Kris Pearn: Some of them actually came from kids. Whenever we would bring kids in here they would do foodimal drawings.

Cody Cameron: Did the Jellybees come from kids?

Kris Pearn: My kid came up with Jellybees. And then, one of our art directors kid’s had centipeas and we had llamabeans. Not all of them made it in the movie. But certainly, there’s a level of pun that is really achievable to five year-olds that I think it becomes interactive.

Cody Cameron: I think Lewis Carroll, I don’t know if he coined the term, but a portmanteau – where you take two words and combine them to make one word. A lot of these food-animal puns kinda come easily if you think about it. You’ve got a watermelon and an elephant, and you’ve got a watermelephant. And you think about, well it’s got a big body and it’s got a big trunk, so it could be the line. Stuff starts to fall in place in kinda a weird way.

Kris Pearn: I think that’s sorta where we started. We started with basically this movie as an extension of the first film. The first film was really a disaster film, so the characters were worried about what was going to hit them on the head and what was going to fall from the sky. We knew in this film we wanted to make it about monsters, what’s hiding in the shadows. As we began our story process, we organically knew we wanted to have these food creatures, so very quickly we started to make ourselves laugh with the puns. That kinda became the natural evolution just in our story room as we started bouncing ideas around.

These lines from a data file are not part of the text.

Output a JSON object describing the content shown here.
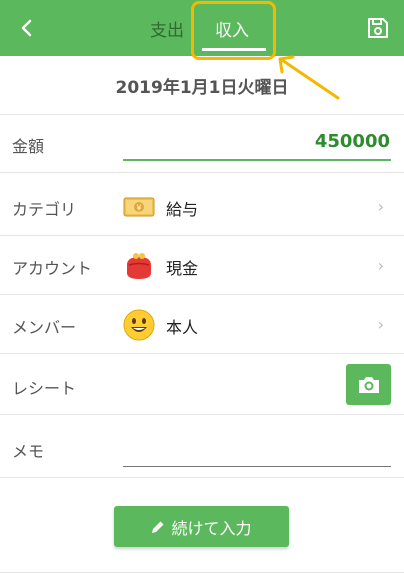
{
  "header": {
    "tabs": [
      {
        "label": "支出",
        "active": false
      },
      {
        "label": "収入",
        "active": true
      }
    ],
    "icons": {
      "back": "chevron-left-icon",
      "save": "floppy-disk-icon"
    },
    "accent": "#5cb85c",
    "highlight_color": "#f5b800"
  },
  "date": "2019年1月1日火曜日",
  "form": {
    "amount": {
      "label": "金額",
      "value": "450000"
    },
    "category": {
      "label": "カテゴリ",
      "icon": "yen-banknote-icon",
      "value": "給与"
    },
    "account": {
      "label": "アカウント",
      "icon": "red-purse-icon",
      "value": "現金"
    },
    "member": {
      "label": "メンバー",
      "icon": "smiley-face-icon",
      "value": "本人"
    },
    "receipt": {
      "label": "レシート",
      "icon": "camera-icon"
    },
    "memo": {
      "label": "メモ",
      "value": ""
    }
  },
  "chevron": "›",
  "continue_button": {
    "label": "続けて入力",
    "icon": "pencil-icon"
  }
}
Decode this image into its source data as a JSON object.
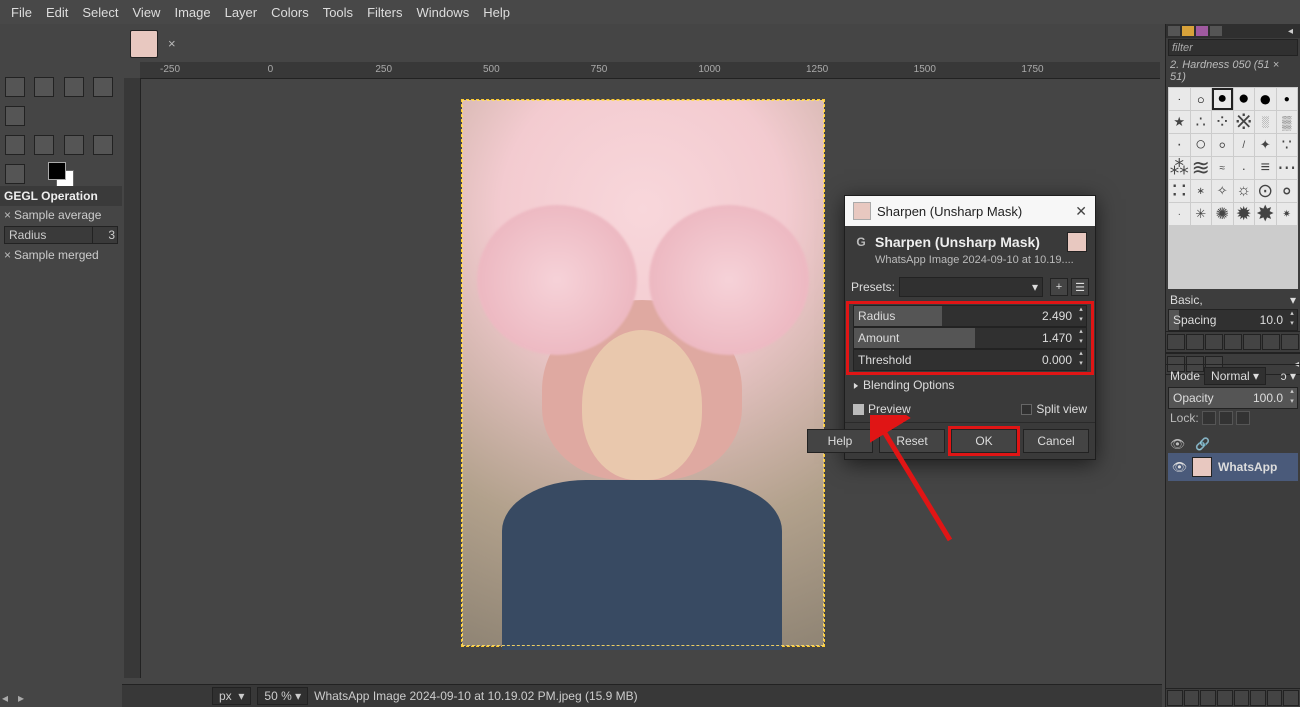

Changing the subject a little, the guru guy – who did you base him off of?

Kris Pearn: Quite a few people. There’s definitely Richard Branson, skydiving with girls and all that kinda adventure stuff that he does. Definitely a bit of Steve Jobs and sorta his silhouette.

Cody Cameron: And also the technology. Lots of people on devices, and texting. And caffeine.

Kris Pearn: There’s a little bit of Richard Attenborough from Jurassic Park. That’s where the white beard came from. It’s sorta that idea that there’s these eccentric blue jean billionaires that like Walt Disney. He had a show on TV in the 80s. Carl Sagan is another one that we referenced, for anyone that grew up in the 80s and remembers The Cosmos.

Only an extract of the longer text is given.